Aaron Lynch, Ahmad Brooks, Eli Harold, Tank Carradine, Corey Lemonier, Marcus Rush, Jason Fanaika, Kevin Anderson, Lenny Jones
The 49ers did not add any pass rushers in the draft, instead adding Jason Fanaika, Kevin Anderson, and Lenny Jones as undrafted free agents. The team instead invested along the defensive line, selecting DeForest Buckner in the first round, and Ronald Blair in the fifth round. Buckner is going to be a big body option, but his ability to get to the quarterback is one reason we can expect an improved pass rush in 2016.
There are two other notable changes from last year. Tank Carradine is going to a full-time outside linebacker in 2016. The team originally tried to bulk him up as a defensive tackle option. When that failed, they decided to bring him back down so he can employ his speed off the edge. He will get a chance to earn some significant opportunities in passing down situations. He will not be an every down outside linebacker, but will get opportunities to get after the quarterback.
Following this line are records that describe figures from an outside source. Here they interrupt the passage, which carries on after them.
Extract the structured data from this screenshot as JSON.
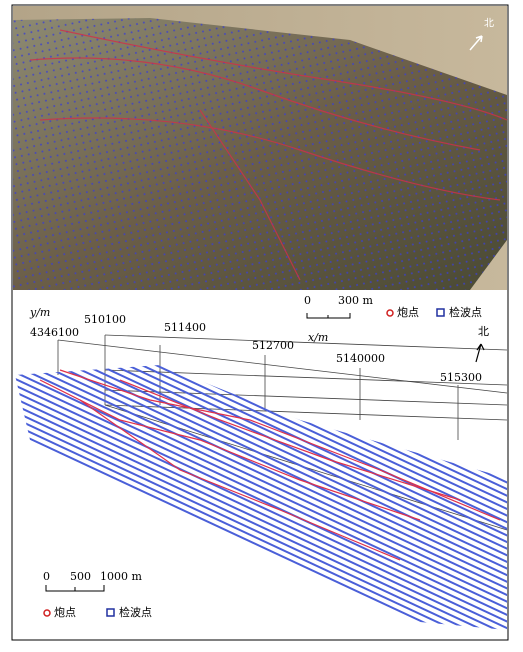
{
  "top_panel": {
    "north": "北",
    "scale": [
      "0",
      "300 m"
    ],
    "legend": [
      "炮点",
      "检波点"
    ]
  },
  "bottom_panel": {
    "y_axis_label": "y/m",
    "x_axis_label": "x/m",
    "ticks": [
      "4346100",
      "510100",
      "511400",
      "512700",
      "5140000",
      "515300"
    ],
    "north": "北",
    "scale": [
      "0",
      "500",
      "1000 m"
    ],
    "legend": [
      "炮点",
      "检波点"
    ]
  }
}
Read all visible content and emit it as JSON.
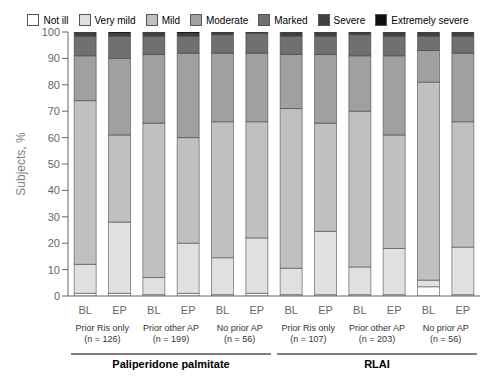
{
  "chart_data": {
    "type": "bar",
    "stacked": true,
    "grid": false,
    "legend": "top",
    "y_label": "Subjects, %",
    "categories": [
      "BL",
      "EP",
      "BL",
      "EP",
      "BL",
      "EP",
      "BL",
      "EP",
      "BL",
      "EP",
      "BL",
      "EP"
    ],
    "group_labels": [
      "Prior Ris only\n(n = 126)",
      "Prior other AP\n(n = 199)",
      "No prior AP\n(n = 56)",
      "Prior Ris only\n(n = 107)",
      "Prior other AP\n(n = 203)",
      "No prior AP\n(n = 56)"
    ],
    "section_labels": [
      "Paliperidone palmitate",
      "RLAI"
    ],
    "ylim": [
      0,
      100
    ],
    "yticks": [
      0,
      10,
      20,
      30,
      40,
      50,
      60,
      70,
      80,
      90,
      100
    ],
    "series": [
      {
        "name": "Not ill",
        "color": "#ffffff",
        "values": [
          1.0,
          1.0,
          0.5,
          1.0,
          0.5,
          1.0,
          0.5,
          0.5,
          0.5,
          0.5,
          3.5,
          0.5
        ]
      },
      {
        "name": "Very mild",
        "color": "#e0e0e0",
        "values": [
          11.0,
          27.0,
          6.5,
          19.0,
          14.0,
          21.0,
          10.0,
          24.0,
          10.5,
          17.5,
          2.5,
          18.0
        ]
      },
      {
        "name": "Mild",
        "color": "#c0c0c0",
        "values": [
          62.0,
          33.0,
          58.5,
          40.0,
          51.5,
          44.0,
          60.5,
          41.0,
          59.0,
          43.0,
          75.0,
          47.5
        ]
      },
      {
        "name": "Moderate",
        "color": "#a0a0a0",
        "values": [
          17.0,
          29.0,
          26.0,
          32.0,
          26.0,
          26.0,
          20.5,
          26.0,
          21.0,
          30.0,
          12.0,
          26.0
        ]
      },
      {
        "name": "Marked",
        "color": "#707070",
        "values": [
          7.5,
          8.5,
          7.0,
          6.5,
          7.0,
          7.5,
          7.0,
          7.0,
          8.0,
          7.5,
          5.5,
          6.5
        ]
      },
      {
        "name": "Severe",
        "color": "#404040",
        "values": [
          1.5,
          1.0,
          1.5,
          1.0,
          1.0,
          0.5,
          1.5,
          1.5,
          1.0,
          1.5,
          1.5,
          1.5
        ]
      },
      {
        "name": "Extremely severe",
        "color": "#101010",
        "values": [
          0.0,
          0.5,
          0.0,
          0.5,
          0.0,
          0.0,
          0.0,
          0.0,
          0.0,
          0.0,
          0.0,
          0.0
        ]
      }
    ]
  }
}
The other notable change is that Eli Harold beefed up. The 49ers have generally like their outside linebackers in the mid-260s. Harold said he has bulked up into that range, and now we'll see what it means for his speed and power to the quarterback. I expect him to be the primary utility guy behind Brooks and Lynch.
Ahmad Brooks continues to stick around, even as the team tries to invest in more young pass rushers. The 49ers could try and trade him, or at the very least release him later this summer, but given that he has stuck around this long, I don't see him going anywhere. And given the need for extra bodies if this defense ends up with a lot more reps opposite Chip Kelly's offense, every extra OLB helps.
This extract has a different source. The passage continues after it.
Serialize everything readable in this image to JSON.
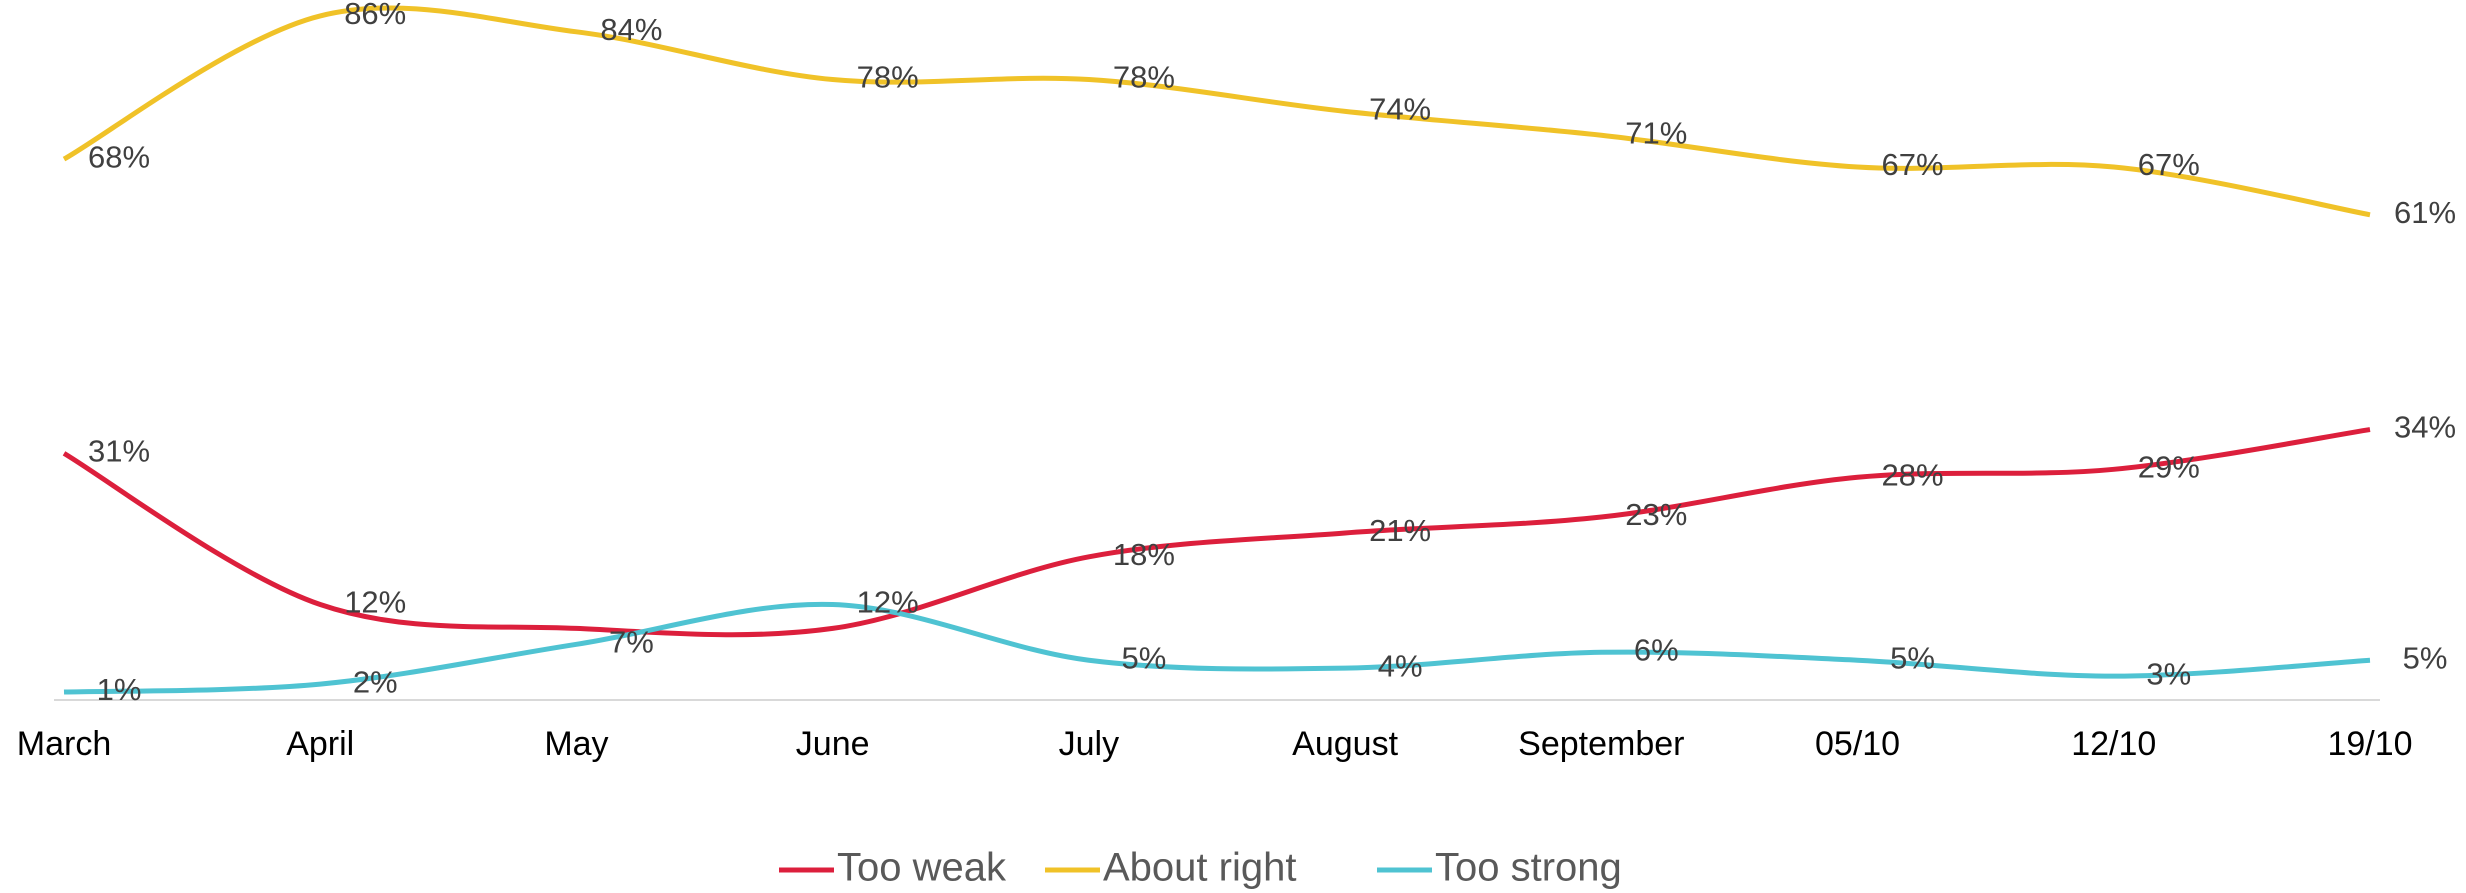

However, Corey Lemonier is a guy who is potentially looking at the wrong side of the bubble. The 2013 third round pick got some opportunities early, but when he did not show much improvement in pass rush moves, he regressed to primarily a special teams player. He could earn a primarily special teams role, but there is a lot of competition for that this season. And with Tank Carradine potentially becoming a more regular contributor in the pass rush, Lemonier loses that much more in his case for a roster spot.